Thursday, March 27, 2008 | 7:30 p.m.
Alfred Newman Recital Hall, USC (see AHF on campus map)
3616 Trousdale Pkwy, Los Angeles, CA
Reception following the concert

Admission is FREE and open to the public
Campus Parking: $8
Enter Gate 3 at Figueroa St. & McCarthy Way
(Parking Structure X)


Program

Works by Frederic Chopin, Witold Lutosławski, Ignacy Jan Paderewski, and Krzysztof Penderecki in performance by USC faculty, students, and guest artists


Polish Music Spring

From March 2010 PMC Newsletter

The Polish Music Center at the University of Southern California is pleased to invite you to our spring 2008 concert.  An exciting program of music by some of Poland’s greatest composers – Chopin, Lutosławski, Paderewski, and Penderecki – will be presented by USC faculty, students, and guest artists. The concert will take place at 7:30 p.m. on 27 March 2008 at the Alfred Newman Recital Hall at USC.  This performance is free and open to the public.

The program for the evening will feature several fascinating compositions for strings and piano, including Lutosławski’s 1984 Partita for Violin and Piano and Penderecki’s Second Sonata for Violin and Piano dating from 1999. Lutosławski described the Partita as “one of my most important works.” According to Midori Goto, one of the greatest violinists of our time and a renowned interpreter of modern music, Lutosławski’s Partita is “… a masterpiece for violin and piano. It contains everything one can imagine in a deeply-moving musical work: the life within this music is so powerful that both to play it and to listen to it is an overwhelming experience.”

Although Penderecki is chiefly known for his large-scale, ground-breaking orchestral works, his few chamber music compositions are very important in their own right. His First Violin and Piano Sonata dates from 1953. Written almost half a century later, the Second Sonata for Violin and Piano shares with its predecessor the idiom of tonal language. It also embraces traditional forms and modes of musical expression that Penderecki returned to in his recent compositions. This expansive, five-movement work alternates between virtuosity and introspection within its wide spectrum of moods.

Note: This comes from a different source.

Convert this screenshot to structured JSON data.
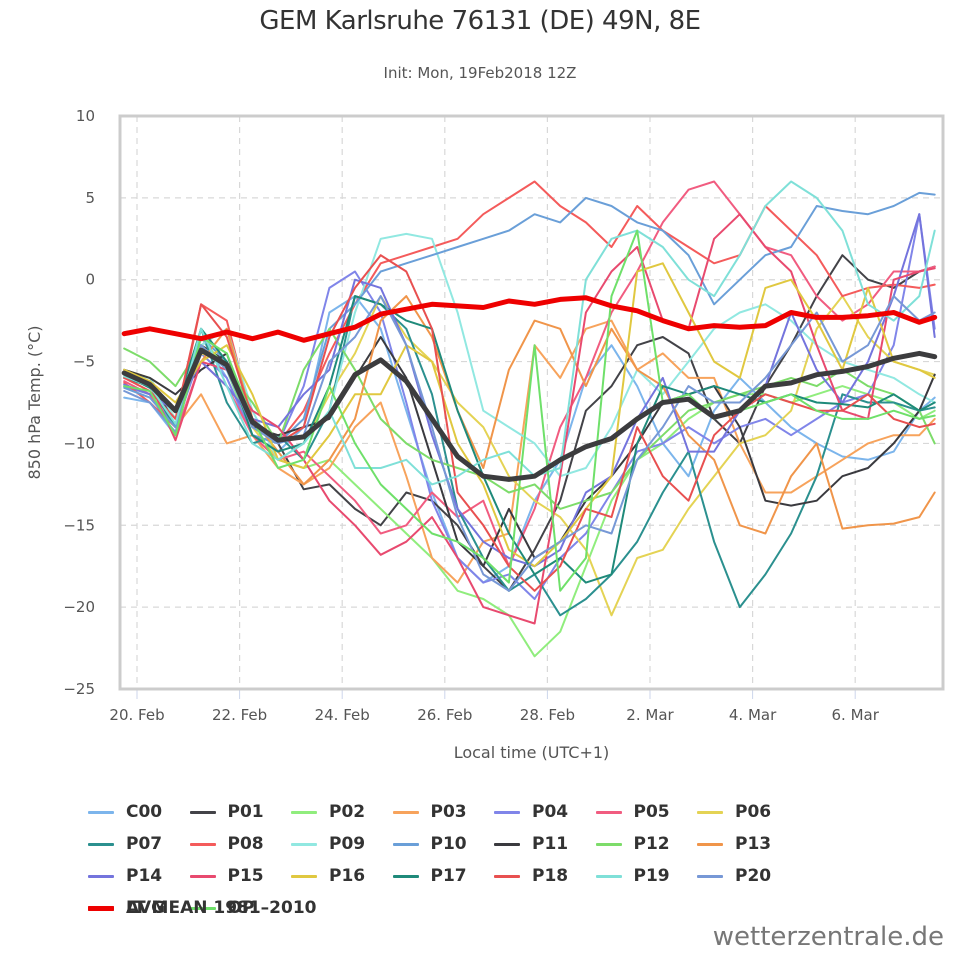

Nocturnes and Mazurkas by Chopin and Paderewski, as well as the lesser-known Cantabile and Trois Ecossaises will also be featured on this program, but not in their original version for solo piano. They will be heard for the first time in a new arrangement for piano and strings by pianist and Polish Music Center Director Marek Żebrowski. Chopin composed only a few chamber music works and this selection of arrangements seeks to demonstrate that Chopin’s unforgettable piano masterpieces can be shared in a chamber setting with a violin and cello.